L'uppercut passait aussi par les mots. Il serait injuste de résumer Trust à ce que le français moyen, abreuvé des discours de Giscard, baptisait "la musique de sauvage". Les paroles, dérisoires aujourd'hui, restaient pour l'époque assez inédites. Les forces de l'ordre ("Police-Milice", souvent censuré), la prostitution ("Palace"), le fascisme ("l'Elite"), le patronat ("Bosser Huit Heures"), Bernie, sans être Kaaris, en a gros et ça s'entend. Même si son talent d'écriture reste très modeste, le frontman aligne phrases chocs et punchlines, slogans de manifestations en puissance. Force est de constater qu'il aura eu le temps d'aiguiser sa plume, en témoignent les textes de "Idéal" (ou "Par Compromission", les versions divergent), concept-album avant l'heure qui sortira en 1983. Trust manie le verbe avec férocité et vulgarité, et c'est bien tout ce qu'on lui demandait.

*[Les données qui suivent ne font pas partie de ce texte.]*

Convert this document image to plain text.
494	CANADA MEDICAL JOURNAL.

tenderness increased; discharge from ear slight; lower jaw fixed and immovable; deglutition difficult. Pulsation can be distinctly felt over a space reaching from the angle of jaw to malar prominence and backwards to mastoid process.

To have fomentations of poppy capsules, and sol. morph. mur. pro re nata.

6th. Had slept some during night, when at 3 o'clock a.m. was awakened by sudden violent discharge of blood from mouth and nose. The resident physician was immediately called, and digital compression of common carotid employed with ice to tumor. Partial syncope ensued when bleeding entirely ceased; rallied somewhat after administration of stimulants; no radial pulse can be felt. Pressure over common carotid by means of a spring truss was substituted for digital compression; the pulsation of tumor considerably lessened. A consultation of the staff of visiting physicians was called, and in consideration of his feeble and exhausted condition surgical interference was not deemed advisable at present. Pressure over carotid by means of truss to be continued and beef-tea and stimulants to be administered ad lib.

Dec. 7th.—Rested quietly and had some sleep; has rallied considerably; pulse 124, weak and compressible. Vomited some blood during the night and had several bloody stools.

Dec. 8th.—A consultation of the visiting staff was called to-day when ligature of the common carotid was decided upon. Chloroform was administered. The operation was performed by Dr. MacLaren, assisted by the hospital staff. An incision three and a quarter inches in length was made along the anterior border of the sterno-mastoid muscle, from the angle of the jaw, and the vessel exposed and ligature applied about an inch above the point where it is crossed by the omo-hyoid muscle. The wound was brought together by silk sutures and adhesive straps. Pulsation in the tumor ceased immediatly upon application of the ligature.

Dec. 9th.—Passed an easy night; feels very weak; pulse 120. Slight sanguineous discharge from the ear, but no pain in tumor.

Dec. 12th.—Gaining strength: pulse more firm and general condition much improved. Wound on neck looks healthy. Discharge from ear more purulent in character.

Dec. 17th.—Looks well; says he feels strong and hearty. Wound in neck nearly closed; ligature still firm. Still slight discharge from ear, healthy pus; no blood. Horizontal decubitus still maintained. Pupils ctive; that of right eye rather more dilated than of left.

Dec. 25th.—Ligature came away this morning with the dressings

Que reste-t-il de Trust, aujourd'hui ? Une tentative de retour marquée par la sortie de "13 à Table", album assez lamentable, en 2008. Norbert Krief parti cachetonner aux côtés de Johnny Hallyday, Bernie Bonvoisin, bien plus intéressant derrière une caméra ("Les Démons de Jesus", à voir d'urgence) qui multiplie les apparitions chez ceux qu'ils critiquaient, à grands renfort de discours absurdes ("Diam's a une sacrée paire de couilles" [sic] dans un vieux Hard'N'Heavy de 2008), un projet alternatif quelconque, le Kollektif Ak-47... Pas grand chose qui ne vienne rappeler dignement le souvenir de ce qui fut un groupe influent sur des générations de formations après lui, ayant accueilli Clive Burr ou Nicko McBrain en ses rangs, et ayant réussi le tour de force de marquer le paysage musical français. Et, plus modestement, de m'introduire à un univers musical qui continue de me nourrir au quotidien. Merci Bernie, merci Papa.